La normalisation du vote d’extrême droite en question

Le livre de Félicien Faury éclaire la normalisation du vote RN et la place structurante du racisme dans celui-ci. Soulignant l’originalité de la démarche, David Gouard en discute ici le principal résultat et le fait que les attitudes et représentations racistes auraient gagné en légitimité.

Recensé : Félicien Faury, Des électeurs ordinaires. Enquête sur la normalisation de l’extrême droite, Paris : Éditions du Seuil, 2024, 240 p.

La publication, en mai 2024, de l’ouvrage de Félicien Faury sur le vote d’extrême droite en France est intervenue dans un contexte favorable à sa médiatisation. Rappelons que, dans les semaines suivantes, le Rassemblement national (RN) a enregistré une progression électorale notable, d’abord à l’occasion des élections européennes (31,4 % des suffrages exprimés), puis lors des élections législatives anticipées qui ont immédiatement suivi (142 sièges pour l’extrême droite, dont 126 pour le RN). L’ouvrage de Félicien Faury, issu de sa thèse de doctorat (Faury 2021), vient s’ajouter à une série de travaux universitaires récents sur le vote d’extrême droite, en particulier en faveur du Rassemblement national. À travers son approche ethnographique dans un territoire d’ancrage du vote RN, l’auteur entend apporter une contribution à la thèse de la « normalisation » de l’extrême droite en France.

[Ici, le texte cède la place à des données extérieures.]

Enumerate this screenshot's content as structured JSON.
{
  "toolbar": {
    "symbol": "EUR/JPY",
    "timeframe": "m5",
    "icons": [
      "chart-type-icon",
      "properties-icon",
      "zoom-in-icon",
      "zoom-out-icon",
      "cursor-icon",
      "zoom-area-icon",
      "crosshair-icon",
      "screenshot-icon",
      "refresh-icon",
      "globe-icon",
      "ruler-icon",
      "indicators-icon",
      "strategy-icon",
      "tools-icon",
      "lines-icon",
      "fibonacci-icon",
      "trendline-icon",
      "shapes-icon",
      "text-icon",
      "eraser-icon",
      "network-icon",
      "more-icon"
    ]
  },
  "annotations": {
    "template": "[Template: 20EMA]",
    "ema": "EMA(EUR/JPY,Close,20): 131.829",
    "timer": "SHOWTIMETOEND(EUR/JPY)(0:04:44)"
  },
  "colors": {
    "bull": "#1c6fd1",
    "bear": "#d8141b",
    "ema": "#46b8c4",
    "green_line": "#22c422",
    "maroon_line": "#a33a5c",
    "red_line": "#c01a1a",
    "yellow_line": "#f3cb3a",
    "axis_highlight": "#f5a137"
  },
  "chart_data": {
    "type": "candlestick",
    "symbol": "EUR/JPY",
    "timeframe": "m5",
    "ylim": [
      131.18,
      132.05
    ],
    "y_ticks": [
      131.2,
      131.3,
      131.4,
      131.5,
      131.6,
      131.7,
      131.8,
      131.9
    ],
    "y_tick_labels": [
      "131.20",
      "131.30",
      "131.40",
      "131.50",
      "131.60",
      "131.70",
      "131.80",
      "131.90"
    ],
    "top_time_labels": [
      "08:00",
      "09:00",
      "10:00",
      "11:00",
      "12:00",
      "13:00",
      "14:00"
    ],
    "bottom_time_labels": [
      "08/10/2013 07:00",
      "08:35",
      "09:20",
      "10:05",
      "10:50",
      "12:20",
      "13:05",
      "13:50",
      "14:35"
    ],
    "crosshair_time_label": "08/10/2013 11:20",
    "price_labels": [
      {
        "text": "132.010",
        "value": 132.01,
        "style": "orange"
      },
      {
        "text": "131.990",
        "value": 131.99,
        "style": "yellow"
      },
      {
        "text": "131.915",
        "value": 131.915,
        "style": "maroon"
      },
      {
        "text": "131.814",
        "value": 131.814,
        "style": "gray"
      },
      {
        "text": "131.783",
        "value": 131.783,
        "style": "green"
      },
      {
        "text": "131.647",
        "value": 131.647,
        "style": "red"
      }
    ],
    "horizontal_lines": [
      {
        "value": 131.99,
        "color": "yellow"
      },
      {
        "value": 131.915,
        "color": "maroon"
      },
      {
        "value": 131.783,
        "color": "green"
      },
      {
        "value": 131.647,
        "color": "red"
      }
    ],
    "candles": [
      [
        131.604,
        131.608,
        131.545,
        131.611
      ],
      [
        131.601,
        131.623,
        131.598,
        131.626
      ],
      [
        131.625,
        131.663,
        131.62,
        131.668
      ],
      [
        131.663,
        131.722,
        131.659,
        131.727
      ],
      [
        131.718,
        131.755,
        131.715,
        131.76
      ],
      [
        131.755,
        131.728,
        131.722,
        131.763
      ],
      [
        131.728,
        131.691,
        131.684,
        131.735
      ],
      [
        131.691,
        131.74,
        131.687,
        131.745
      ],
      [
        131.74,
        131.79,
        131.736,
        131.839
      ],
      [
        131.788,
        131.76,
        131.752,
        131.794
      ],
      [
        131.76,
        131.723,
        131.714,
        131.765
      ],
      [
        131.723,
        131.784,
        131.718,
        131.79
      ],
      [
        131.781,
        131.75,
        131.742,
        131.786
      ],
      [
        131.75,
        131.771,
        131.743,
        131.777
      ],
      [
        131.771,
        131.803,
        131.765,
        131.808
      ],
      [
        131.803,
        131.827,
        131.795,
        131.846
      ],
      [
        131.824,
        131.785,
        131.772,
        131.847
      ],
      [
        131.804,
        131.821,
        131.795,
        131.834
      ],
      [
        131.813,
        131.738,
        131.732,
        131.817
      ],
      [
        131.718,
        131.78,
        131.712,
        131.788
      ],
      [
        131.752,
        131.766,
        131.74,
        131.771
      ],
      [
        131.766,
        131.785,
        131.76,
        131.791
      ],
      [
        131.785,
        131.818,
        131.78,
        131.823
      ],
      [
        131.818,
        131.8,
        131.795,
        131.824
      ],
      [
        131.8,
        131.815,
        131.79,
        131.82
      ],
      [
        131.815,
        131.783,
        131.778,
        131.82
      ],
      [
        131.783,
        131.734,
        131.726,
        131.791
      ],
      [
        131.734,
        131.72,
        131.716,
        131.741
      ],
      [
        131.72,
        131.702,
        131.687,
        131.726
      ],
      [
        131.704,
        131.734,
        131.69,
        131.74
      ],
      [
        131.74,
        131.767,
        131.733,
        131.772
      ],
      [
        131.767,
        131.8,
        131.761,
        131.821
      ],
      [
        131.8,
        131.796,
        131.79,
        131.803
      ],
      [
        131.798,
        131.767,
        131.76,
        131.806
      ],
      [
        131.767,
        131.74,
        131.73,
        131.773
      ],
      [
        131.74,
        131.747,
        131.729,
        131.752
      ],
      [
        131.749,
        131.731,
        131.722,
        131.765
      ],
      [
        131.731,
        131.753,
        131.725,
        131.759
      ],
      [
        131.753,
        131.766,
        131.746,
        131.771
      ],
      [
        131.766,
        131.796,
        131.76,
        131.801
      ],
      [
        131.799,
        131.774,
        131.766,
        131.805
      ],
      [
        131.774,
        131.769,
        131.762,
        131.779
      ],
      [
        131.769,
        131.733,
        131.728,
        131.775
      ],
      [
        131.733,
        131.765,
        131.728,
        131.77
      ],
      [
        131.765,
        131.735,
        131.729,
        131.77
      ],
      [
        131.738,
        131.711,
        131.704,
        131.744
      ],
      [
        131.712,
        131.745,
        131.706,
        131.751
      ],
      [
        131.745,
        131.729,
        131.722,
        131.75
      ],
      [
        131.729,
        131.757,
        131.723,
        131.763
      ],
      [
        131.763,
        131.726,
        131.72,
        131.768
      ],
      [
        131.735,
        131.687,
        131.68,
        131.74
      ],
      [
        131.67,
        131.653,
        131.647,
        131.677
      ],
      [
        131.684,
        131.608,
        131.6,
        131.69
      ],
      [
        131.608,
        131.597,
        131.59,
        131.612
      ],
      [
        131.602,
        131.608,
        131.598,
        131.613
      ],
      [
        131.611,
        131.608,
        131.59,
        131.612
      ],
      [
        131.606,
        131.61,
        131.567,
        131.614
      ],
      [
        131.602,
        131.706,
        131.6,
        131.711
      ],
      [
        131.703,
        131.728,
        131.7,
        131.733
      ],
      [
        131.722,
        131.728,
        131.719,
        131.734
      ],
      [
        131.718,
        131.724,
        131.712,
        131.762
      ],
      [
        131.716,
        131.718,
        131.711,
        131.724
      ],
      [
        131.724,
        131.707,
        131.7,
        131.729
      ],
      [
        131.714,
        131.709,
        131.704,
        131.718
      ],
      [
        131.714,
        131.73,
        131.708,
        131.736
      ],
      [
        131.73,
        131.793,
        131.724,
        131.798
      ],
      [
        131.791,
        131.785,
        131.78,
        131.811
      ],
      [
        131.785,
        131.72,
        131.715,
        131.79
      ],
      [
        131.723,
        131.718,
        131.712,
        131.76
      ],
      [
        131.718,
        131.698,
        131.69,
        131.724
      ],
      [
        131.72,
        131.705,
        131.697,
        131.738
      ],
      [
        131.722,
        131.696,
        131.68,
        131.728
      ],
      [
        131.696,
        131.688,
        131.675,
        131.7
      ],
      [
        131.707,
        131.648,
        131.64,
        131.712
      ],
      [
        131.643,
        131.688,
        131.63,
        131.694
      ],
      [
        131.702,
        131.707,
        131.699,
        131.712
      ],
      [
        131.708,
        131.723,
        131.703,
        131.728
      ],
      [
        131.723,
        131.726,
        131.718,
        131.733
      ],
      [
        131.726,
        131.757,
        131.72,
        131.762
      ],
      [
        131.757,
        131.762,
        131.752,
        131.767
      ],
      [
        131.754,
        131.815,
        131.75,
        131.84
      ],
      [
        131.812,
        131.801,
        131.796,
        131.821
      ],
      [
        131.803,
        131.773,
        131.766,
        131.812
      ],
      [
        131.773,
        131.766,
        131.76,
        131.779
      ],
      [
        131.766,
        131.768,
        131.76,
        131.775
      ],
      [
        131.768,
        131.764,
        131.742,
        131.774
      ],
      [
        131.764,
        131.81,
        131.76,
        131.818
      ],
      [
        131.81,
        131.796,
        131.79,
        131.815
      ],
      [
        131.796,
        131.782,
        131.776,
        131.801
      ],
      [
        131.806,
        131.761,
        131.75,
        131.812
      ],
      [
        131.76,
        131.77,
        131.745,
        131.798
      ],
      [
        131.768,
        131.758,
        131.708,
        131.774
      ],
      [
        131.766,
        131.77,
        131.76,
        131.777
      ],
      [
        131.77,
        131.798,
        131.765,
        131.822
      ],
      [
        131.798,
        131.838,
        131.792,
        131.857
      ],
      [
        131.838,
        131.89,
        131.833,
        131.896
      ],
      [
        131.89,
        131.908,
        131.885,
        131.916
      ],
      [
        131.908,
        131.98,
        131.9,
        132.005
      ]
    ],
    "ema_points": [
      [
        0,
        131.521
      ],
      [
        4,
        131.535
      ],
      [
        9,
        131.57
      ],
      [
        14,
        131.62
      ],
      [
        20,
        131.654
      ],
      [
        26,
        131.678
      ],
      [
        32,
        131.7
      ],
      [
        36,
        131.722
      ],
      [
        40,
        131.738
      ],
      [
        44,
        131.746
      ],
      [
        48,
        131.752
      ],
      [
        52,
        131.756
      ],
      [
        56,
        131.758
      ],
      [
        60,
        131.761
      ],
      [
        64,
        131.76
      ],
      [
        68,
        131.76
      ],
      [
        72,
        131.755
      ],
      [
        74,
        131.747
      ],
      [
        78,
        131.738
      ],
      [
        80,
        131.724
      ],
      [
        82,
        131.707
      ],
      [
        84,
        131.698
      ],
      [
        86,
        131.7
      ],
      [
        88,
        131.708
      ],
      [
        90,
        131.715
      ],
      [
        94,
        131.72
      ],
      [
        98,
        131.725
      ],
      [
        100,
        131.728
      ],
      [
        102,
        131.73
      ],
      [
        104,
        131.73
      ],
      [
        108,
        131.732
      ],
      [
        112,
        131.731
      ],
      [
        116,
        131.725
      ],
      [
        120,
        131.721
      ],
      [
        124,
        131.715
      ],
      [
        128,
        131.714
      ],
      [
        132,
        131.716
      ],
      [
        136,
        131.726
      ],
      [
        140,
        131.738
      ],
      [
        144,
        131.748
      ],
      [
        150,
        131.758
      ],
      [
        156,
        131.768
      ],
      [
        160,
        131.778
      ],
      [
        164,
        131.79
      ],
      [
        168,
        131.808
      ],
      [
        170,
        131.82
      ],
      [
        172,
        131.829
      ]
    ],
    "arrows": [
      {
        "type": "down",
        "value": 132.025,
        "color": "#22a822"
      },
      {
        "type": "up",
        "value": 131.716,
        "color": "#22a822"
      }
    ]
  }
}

Saisir la normalité sociale du vote d’extrême droite par l’ethnographie localisée

L’étude repose sur un travail ethnographique de près de quinze mois étalés sur sept années dans une commune de la région Sud Provence-Alpes-Côte d’Azur, où le vote en faveur du Rassemblement national, et avant lui du Front national, est, de longue date, particulièrement élevé. Cette ville de taille moyenne, dont le nom a été anonymisé, est d’ailleurs un territoire qui présente certaines caractéristiques que l’on sait favorables à la réussite électorale de l’extrême droite. En effet, cette commune se situe tout d’abord dans une région caractérisée par une surreprésentation des populations immigrées ou issues de l’immigration. Ces populations, notamment celles originaires du Maghreb et de Turquie, sont d’ailleurs présentes dans la ville, sans toutefois que l’auteur ne fournisse d’indications sur la proportion d’étrangers en provenance des pays concernés dans la commune. De même, cette ville se caractérise par des inégalités socio-territoriales particulièrement fortes. C’est essentiellement auprès des électeurs réguliers du RN appartenant aux petites classes moyennes que Félicien Faury a mené ses investigations (artisans, commerçants, salariés du privé, etc.). Leur place dans la hiérarchie sociale tenant à une prédominance de leur capital économique sur leur capital culturel, ils constituent un vivier électoral particulièrement enclin au vote en faveur de l’extrême droite, et ce depuis l’amorce de sa progression électorale à la fin des années 1980.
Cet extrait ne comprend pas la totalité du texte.